Implementation Patterns: Per Core Sharding and Thread Pool Sizing
Per Core Sharding
Per core sharding assigns each CPU core its own dedicated resources: one thread, its own data partition, and its own network connections. Instead of multiple threads competing for shared data structures, each core operates independently on its slice of work.
This pattern eliminates lock contention entirely. With shared data, threads spend time acquiring locks, waiting for other threads to release locks, and synchronizing cache lines between cores. Per core sharding trades memory efficiency (duplicated data structures) for throughput. A system might use 8x more memory but achieve 5-10x higher throughput on an 8 core machine.

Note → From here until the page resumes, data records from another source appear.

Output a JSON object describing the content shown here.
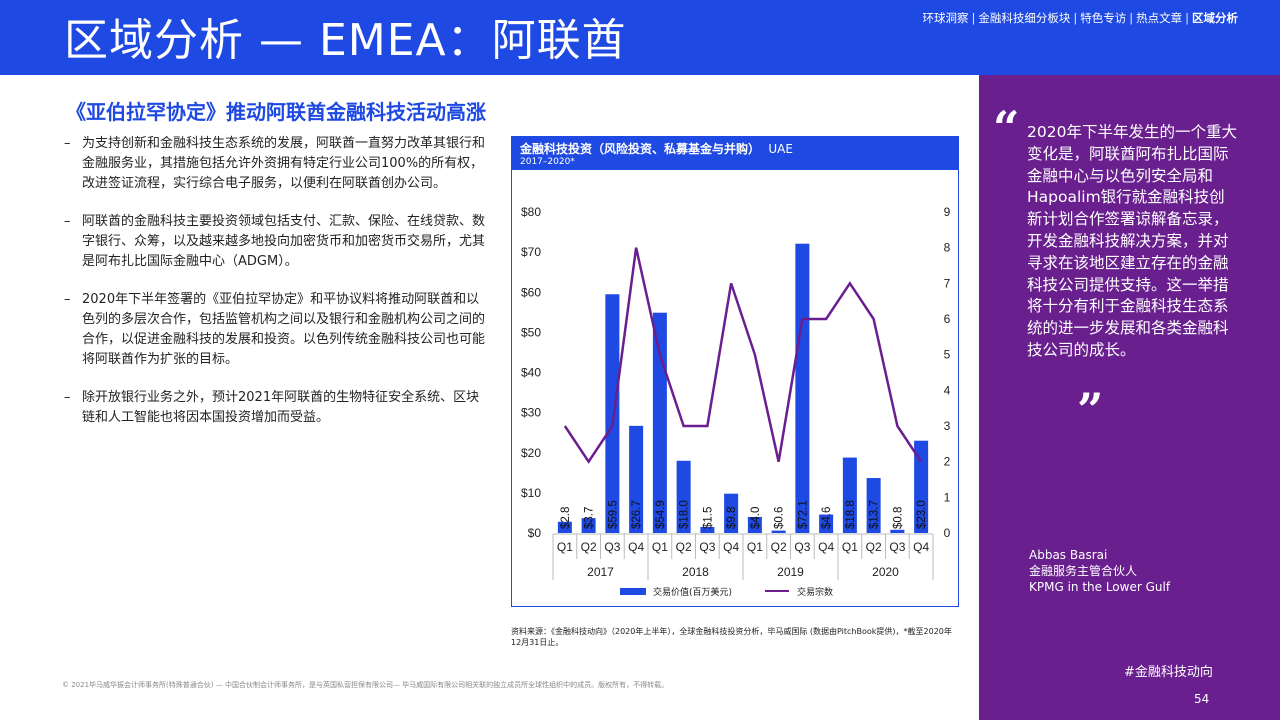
{
  "header": {
    "title": "区域分析 — EMEA：阿联酋",
    "nav": [
      "环球洞察",
      "金融科技细分板块",
      "特色专访",
      "热点文章",
      "区域分析"
    ],
    "active_nav": "区域分析"
  },
  "subtitle": "《亚伯拉罕协定》推动阿联酋金融科技活动高涨",
  "bullets": [
    "为支持创新和金融科技生态系统的发展，阿联酋一直努力改革其银行和金融服务业，其措施包括允许外资拥有特定行业公司100%的所有权，改进签证流程，实行综合电子服务，以便利在阿联酋创办公司。",
    "阿联酋的金融科技主要投资领域包括支付、汇款、保险、在线贷款、数字银行、众筹，以及越来越多地投向加密货币和加密货币交易所，尤其是阿布扎比国际金融中心（ADGM）。",
    "2020年下半年签署的《亚伯拉罕协定》和平协议料将推动阿联酋和以色列的多层次合作，包括监管机构之间以及银行和金融机构公司之间的合作，以促进金融科技的发展和投资。以色列传统金融科技公司也可能将阿联酋作为扩张的目标。",
    "除开放银行业务之外，预计2021年阿联酋的生物特征安全系统、区块链和人工智能也将因本国投资增加而受益。"
  ],
  "chart_header": {
    "title": "金融科技投资（风险投资、私募基金与并购）",
    "region": "UAE",
    "period": "2017–2020*"
  },
  "chart_data": {
    "type": "bar",
    "categories": [
      "Q1",
      "Q2",
      "Q3",
      "Q4",
      "Q1",
      "Q2",
      "Q3",
      "Q4",
      "Q1",
      "Q2",
      "Q3",
      "Q4",
      "Q1",
      "Q2",
      "Q3",
      "Q4"
    ],
    "years": [
      "2017",
      "2018",
      "2019",
      "2020"
    ],
    "series": [
      {
        "name": "交易价值(百万美元)",
        "type": "bar",
        "axis": "left",
        "color": "#1e49e2",
        "values": [
          2.8,
          3.7,
          59.5,
          26.7,
          54.9,
          18.0,
          1.5,
          9.8,
          4.0,
          0.6,
          72.1,
          4.6,
          18.8,
          13.7,
          0.8,
          23.0
        ],
        "labels": [
          "$2.8",
          "$3.7",
          "$59.5",
          "$26.7",
          "$54.9",
          "$18.0",
          "$1.5",
          "$9.8",
          "$4.0",
          "$0.6",
          "$72.1",
          "$4.6",
          "$18.8",
          "$13.7",
          "$0.8",
          "$23.0"
        ]
      },
      {
        "name": "交易宗数",
        "type": "line",
        "axis": "right",
        "color": "#6a1f8f",
        "values": [
          3,
          2,
          3,
          8,
          5,
          3,
          3,
          7,
          5,
          2,
          6,
          6,
          7,
          6,
          3,
          2
        ]
      }
    ],
    "y_left": {
      "min": 0,
      "max": 80,
      "ticks": [
        "$0",
        "$10",
        "$20",
        "$30",
        "$40",
        "$50",
        "$60",
        "$70",
        "$80"
      ]
    },
    "y_right": {
      "min": 0,
      "max": 9,
      "ticks": [
        "0",
        "1",
        "2",
        "3",
        "4",
        "5",
        "6",
        "7",
        "8",
        "9"
      ]
    },
    "grid": false,
    "legend": "bottom"
  },
  "source": "资料来源：《金融科技动向》（2020年上半年），全球金融科技投资分析，毕马威国际 (数据由PitchBook提供)，*截至2020年12月31日止。",
  "footer": "© 2021毕马威华振会计师事务所(特殊普通合伙) — 中国合伙制会计师事务所，是与英国私营担保有限公司— 毕马威国际有限公司相关联的独立成员所全球性组织中的成员。版权所有，不得转载。",
  "quote": {
    "open_mark": "“",
    "close_mark": "”",
    "text": "2020年下半年发生的一个重大变化是，阿联酋阿布扎比国际金融中心与以色列安全局和Hapoalim银行就金融科技创新计划合作签署谅解备忘录，开发金融科技解决方案，并对寻求在该地区建立存在的金融科技公司提供支持。这一举措将十分有利于金融科技生态系统的进一步发展和各类金融科技公司的成长。",
    "author_name": "Abbas Basrai",
    "author_title": "金融服务主管合伙人",
    "author_org": "KPMG in the Lower Gulf"
  },
  "hashtag": "#金融科技动向",
  "page_number": "54"
}
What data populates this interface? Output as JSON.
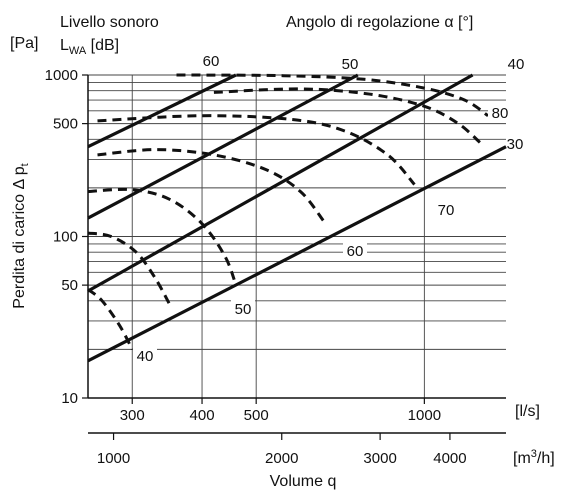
{
  "chart_data": {
    "type": "line",
    "x_scale": "log",
    "y_scale": "log",
    "xlim_ls": [
      250,
      1400
    ],
    "ylim": [
      10,
      1000
    ],
    "grid": true,
    "y_unit_label": "[Pa]",
    "y_axis_title": "Perdita di carico",
    "y_axis_symbol": "Δ p",
    "y_axis_symbol_sub": "t",
    "x_axis_title": "Volume q",
    "x_unit_ls": "[l/s]",
    "x_unit_m3h": "[m",
    "x_unit_m3h_sup": "3",
    "x_unit_m3h_end": "/h]",
    "top_left_label_line1": "Livello sonoro",
    "top_left_label_line2": "L",
    "top_left_label_sub": "WA",
    "top_left_label_end": " [dB]",
    "top_right_label": "Angolo di regolazione  α [°]",
    "y_ticks": [
      {
        "value": 10,
        "label": "10"
      },
      {
        "value": 50,
        "label": "50"
      },
      {
        "value": 100,
        "label": "100"
      },
      {
        "value": 500,
        "label": "500"
      },
      {
        "value": 1000,
        "label": "1000"
      }
    ],
    "x_ticks_ls": [
      {
        "value": 300,
        "label": "300"
      },
      {
        "value": 400,
        "label": "400"
      },
      {
        "value": 500,
        "label": "500"
      },
      {
        "value": 1000,
        "label": "1000"
      }
    ],
    "x_ticks_m3h": [
      {
        "value": 1000,
        "label": "1000"
      },
      {
        "value": 2000,
        "label": "2000"
      },
      {
        "value": 3000,
        "label": "3000"
      },
      {
        "value": 4000,
        "label": "4000"
      }
    ],
    "angle_series": [
      {
        "label": "60",
        "points": [
          [
            250,
            360
          ],
          [
            460,
            1000
          ]
        ]
      },
      {
        "label": "50",
        "points": [
          [
            250,
            130
          ],
          [
            760,
            1000
          ]
        ]
      },
      {
        "label": "40",
        "points": [
          [
            250,
            46
          ],
          [
            1220,
            1000
          ]
        ]
      },
      {
        "label": "30",
        "points": [
          [
            250,
            17
          ],
          [
            1400,
            360
          ]
        ]
      }
    ],
    "sound_series": [
      {
        "label": "80",
        "points": [
          [
            360,
            1000
          ],
          [
            560,
            990
          ],
          [
            780,
            940
          ],
          [
            1000,
            830
          ],
          [
            1180,
            700
          ],
          [
            1300,
            560
          ]
        ]
      },
      {
        "label": "70",
        "points": [
          [
            260,
            520
          ],
          [
            400,
            560
          ],
          [
            580,
            530
          ],
          [
            720,
            450
          ],
          [
            860,
            320
          ],
          [
            960,
            210
          ]
        ]
      },
      {
        "label": "60",
        "points": [
          [
            260,
            320
          ],
          [
            330,
            345
          ],
          [
            420,
            320
          ],
          [
            520,
            260
          ],
          [
            600,
            190
          ],
          [
            660,
            125
          ]
        ]
      },
      {
        "label": "50",
        "points": [
          [
            250,
            190
          ],
          [
            300,
            195
          ],
          [
            350,
            170
          ],
          [
            400,
            120
          ],
          [
            440,
            75
          ],
          [
            460,
            50
          ]
        ]
      },
      {
        "label": "40",
        "points": [
          [
            250,
            105
          ],
          [
            275,
            100
          ],
          [
            305,
            80
          ],
          [
            330,
            55
          ],
          [
            350,
            38
          ]
        ]
      },
      {
        "label": "",
        "points": [
          [
            250,
            47
          ],
          [
            265,
            40
          ],
          [
            285,
            28
          ],
          [
            300,
            20
          ]
        ]
      }
    ],
    "sound_curve_labels": [
      "80",
      "70",
      "60",
      "50",
      "40"
    ],
    "extra_sound_curves": [
      {
        "points": [
          [
            420,
            780
          ],
          [
            600,
            820
          ],
          [
            800,
            760
          ],
          [
            1000,
            640
          ],
          [
            1150,
            500
          ],
          [
            1260,
            380
          ]
        ]
      }
    ]
  }
}
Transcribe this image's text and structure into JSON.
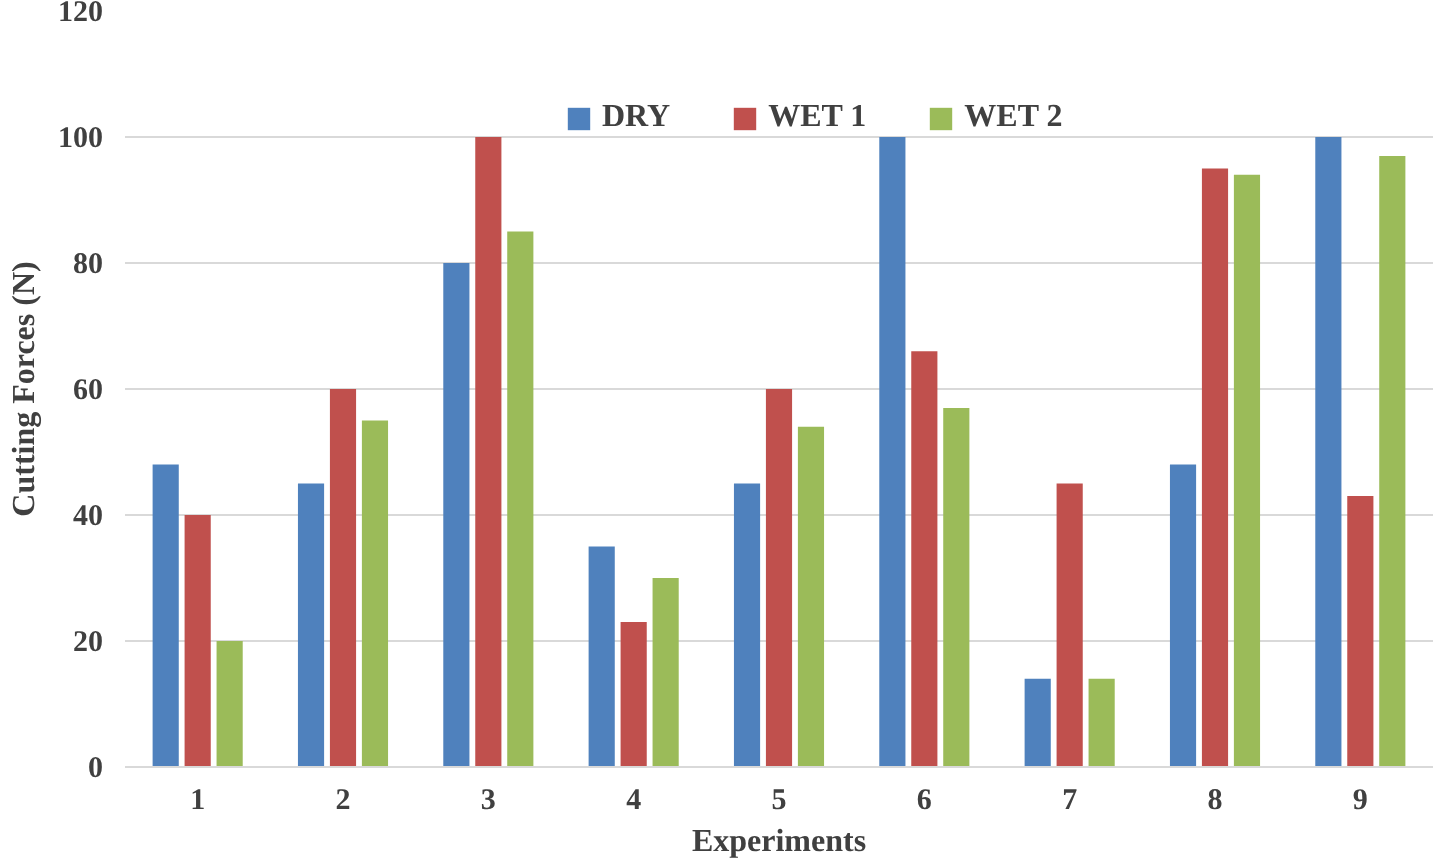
{
  "chart_data": {
    "type": "bar",
    "xlabel": "Experiments",
    "ylabel": "Cutting Forces (N)",
    "categories": [
      "1",
      "2",
      "3",
      "4",
      "5",
      "6",
      "7",
      "8",
      "9"
    ],
    "series": [
      {
        "name": "DRY",
        "color": "#4f81bd",
        "values": [
          48,
          45,
          80,
          35,
          45,
          100,
          14,
          48,
          100
        ]
      },
      {
        "name": "WET 1",
        "color": "#c0504d",
        "values": [
          40,
          60,
          100,
          23,
          60,
          66,
          45,
          95,
          43
        ]
      },
      {
        "name": "WET 2",
        "color": "#9bbb59",
        "values": [
          20,
          55,
          85,
          30,
          54,
          57,
          14,
          94,
          97
        ]
      }
    ],
    "ylim": [
      0,
      120
    ],
    "yticks": [
      0,
      20,
      40,
      60,
      80,
      100,
      120
    ],
    "grid": "y",
    "legend": "top"
  }
}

Implementing per core sharding requires partitioning incoming requests. Hash the request key (user ID, connection ID, or message ID) and route to the corresponding core. This ensures all operations for a given key hit the same core, enabling sequential processing without locks.
Thread Pool Sizing
For CPU bound work, set pool size equal to core count. More threads waste time context switching. Fewer threads leave cores idle. On an 8 core machine, 8 threads achieve maximum throughput for pure computation.
For I/O bound work, use the formula: threads = cores × (1 + wait_time / service_time). If requests spend 100ms waiting for database responses and 10ms doing CPU work, the ratio is 10. On 8 cores: 8 × 11 = 88 threads keep all cores busy while waiting for I/O.
Mixed workloads need separate pools. A single pool handling both CPU intensive image processing and I/O bound database queries leads to head of line blocking: fast I/O tasks wait behind slow CPU tasks. Split into a small compute pool (core count) and a larger I/O pool (based on wait ratios).
Work Stealing
Work stealing balances load across thread pool workers. Each worker maintains its own queue of tasks. When a worker finishes its queue, it steals tasks from other workers queues. This provides automatic load balancing without central coordination.
The key is the stealing pattern: workers steal from the opposite end of another workers queue. If the owner processes from the head, thieves steal from the tail. This minimizes contention between the owner and thieves.
Process Pool Patterns
Pre fork pools spawn workers at startup and reuse them for multiple requests. This amortizes the 1-10ms process creation cost across many requests. Workers that exceed memory limits or request counts are terminated and replaced.
Worker recycling prevents memory leak accumulation. Configure workers to restart after handling 1000 requests or exceeding 500MB memory. The brief unavailability during restart is preferable to eventual memory exhaustion.